First, that no one can afford to ignore the wage and hour laws. Plaintiffs' attorneys are constantly on the lookout for new cases, and even a small case can generate large fees. And remember that the FLSA also makes some employers personally liable for back wages: being incorporated or organized as a limited liability company may not protect against a judgment.
- Second, that an ounce of prevention is well worth a pound of cure. It may pinch to pay for a confidential audit by competent counsel, but a moderate expenditure now to detect vulnerabilities can save hundreds of thousands in back pay, damages, and fees later.
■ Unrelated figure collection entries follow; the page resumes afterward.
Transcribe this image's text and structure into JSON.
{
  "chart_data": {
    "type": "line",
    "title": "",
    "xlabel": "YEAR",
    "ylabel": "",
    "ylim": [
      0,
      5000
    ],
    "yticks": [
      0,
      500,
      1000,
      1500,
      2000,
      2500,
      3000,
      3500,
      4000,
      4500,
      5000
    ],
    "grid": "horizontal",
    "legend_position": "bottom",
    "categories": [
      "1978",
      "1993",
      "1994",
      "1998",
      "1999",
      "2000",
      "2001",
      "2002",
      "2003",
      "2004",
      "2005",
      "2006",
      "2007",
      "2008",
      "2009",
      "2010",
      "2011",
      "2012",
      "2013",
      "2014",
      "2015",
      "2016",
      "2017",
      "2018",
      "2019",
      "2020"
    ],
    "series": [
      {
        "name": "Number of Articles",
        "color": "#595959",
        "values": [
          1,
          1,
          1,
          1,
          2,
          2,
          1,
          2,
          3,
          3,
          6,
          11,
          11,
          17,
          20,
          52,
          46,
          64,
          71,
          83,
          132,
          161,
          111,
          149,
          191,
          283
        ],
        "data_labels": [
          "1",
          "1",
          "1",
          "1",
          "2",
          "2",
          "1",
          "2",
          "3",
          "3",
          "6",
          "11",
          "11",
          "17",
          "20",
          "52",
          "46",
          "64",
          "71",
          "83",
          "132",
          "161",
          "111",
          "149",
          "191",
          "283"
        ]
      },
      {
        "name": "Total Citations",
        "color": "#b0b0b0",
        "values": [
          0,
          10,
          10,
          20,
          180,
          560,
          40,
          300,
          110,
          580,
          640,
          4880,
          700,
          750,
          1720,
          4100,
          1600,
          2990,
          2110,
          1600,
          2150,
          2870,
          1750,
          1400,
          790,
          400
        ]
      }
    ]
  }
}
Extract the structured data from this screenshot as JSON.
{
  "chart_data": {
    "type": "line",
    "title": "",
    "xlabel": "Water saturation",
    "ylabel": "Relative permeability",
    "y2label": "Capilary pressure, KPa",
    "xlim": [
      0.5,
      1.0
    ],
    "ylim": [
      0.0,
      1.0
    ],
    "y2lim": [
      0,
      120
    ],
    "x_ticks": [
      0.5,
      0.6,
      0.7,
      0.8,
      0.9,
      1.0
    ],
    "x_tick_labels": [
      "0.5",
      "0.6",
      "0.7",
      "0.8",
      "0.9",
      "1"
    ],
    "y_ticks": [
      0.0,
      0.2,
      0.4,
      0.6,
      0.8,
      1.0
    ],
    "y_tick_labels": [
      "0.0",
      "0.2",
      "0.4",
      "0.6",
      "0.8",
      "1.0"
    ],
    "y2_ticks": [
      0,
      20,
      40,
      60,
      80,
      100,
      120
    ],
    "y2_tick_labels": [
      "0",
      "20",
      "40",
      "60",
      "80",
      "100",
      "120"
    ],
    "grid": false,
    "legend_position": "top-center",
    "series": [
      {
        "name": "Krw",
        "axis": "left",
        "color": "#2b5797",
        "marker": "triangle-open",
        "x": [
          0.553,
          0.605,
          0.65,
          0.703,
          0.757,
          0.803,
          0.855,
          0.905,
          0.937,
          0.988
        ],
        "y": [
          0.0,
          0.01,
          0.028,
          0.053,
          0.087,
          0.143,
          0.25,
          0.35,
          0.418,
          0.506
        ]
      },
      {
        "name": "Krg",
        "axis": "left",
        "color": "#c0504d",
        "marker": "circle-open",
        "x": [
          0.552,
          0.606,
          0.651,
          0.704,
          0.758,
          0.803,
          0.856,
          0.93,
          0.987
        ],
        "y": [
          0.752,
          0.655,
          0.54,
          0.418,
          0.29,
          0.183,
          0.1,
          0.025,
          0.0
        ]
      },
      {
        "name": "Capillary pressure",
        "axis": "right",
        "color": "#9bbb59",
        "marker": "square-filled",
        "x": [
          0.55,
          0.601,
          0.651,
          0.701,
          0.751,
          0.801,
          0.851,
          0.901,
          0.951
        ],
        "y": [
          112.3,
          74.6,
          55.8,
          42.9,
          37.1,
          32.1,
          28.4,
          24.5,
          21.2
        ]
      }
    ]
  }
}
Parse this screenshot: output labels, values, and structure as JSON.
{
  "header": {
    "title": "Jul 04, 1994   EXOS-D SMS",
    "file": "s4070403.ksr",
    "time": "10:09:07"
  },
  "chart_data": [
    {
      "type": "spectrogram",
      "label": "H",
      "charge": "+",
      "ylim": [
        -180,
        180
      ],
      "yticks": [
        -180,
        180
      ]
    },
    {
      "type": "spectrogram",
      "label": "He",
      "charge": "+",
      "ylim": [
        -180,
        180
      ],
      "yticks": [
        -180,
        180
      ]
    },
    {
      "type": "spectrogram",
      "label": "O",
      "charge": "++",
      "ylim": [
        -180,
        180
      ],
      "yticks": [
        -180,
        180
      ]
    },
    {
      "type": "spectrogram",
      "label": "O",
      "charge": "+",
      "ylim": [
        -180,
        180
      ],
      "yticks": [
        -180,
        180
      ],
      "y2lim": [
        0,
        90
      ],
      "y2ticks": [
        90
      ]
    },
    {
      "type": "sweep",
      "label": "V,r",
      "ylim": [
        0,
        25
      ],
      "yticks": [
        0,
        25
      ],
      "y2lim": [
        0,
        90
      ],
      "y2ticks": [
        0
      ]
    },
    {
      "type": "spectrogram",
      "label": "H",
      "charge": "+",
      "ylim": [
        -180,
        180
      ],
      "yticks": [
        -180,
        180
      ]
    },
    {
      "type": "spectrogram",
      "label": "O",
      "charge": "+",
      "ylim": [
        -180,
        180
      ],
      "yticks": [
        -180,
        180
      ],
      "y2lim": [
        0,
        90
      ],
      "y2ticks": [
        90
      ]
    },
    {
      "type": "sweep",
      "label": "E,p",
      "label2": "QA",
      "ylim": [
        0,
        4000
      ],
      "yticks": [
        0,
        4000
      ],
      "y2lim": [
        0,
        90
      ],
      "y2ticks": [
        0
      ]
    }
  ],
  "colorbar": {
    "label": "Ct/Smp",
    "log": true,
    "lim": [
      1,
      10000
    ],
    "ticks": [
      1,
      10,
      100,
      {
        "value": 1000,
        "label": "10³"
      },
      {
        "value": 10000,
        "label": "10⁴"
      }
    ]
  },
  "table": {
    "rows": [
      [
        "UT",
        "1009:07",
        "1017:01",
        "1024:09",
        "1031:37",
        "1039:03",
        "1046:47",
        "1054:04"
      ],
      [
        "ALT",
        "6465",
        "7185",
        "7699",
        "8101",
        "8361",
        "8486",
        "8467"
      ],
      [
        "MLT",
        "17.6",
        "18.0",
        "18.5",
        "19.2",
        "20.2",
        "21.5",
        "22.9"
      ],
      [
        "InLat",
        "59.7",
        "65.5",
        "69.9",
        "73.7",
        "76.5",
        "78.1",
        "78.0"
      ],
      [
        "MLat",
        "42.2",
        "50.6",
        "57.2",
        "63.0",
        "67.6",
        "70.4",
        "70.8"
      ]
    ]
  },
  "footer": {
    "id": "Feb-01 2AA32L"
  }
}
- Third, that compliance is a moving target. For example, changes to the salary level for executive, administrative, and professional exemptions due to take effect in July 2016 may mean that employees who are exempt from overtime in March will be entitled to time-and-a-half for hours over 40 in August. Court decisions also can alter the terrain. The Supreme Court heard a case last fall concerning pay for time spent donning and doffing protective gear, and its decision could expose employers to unanticipated liability if the Court finds these activities compensable.
The FLSA has been the law of the land for more than 70 years, but employers of all sizes continue to be caught out of compliance. Don't contribute to these statistics: make it an annual practice to review your time and pay practices with counsel.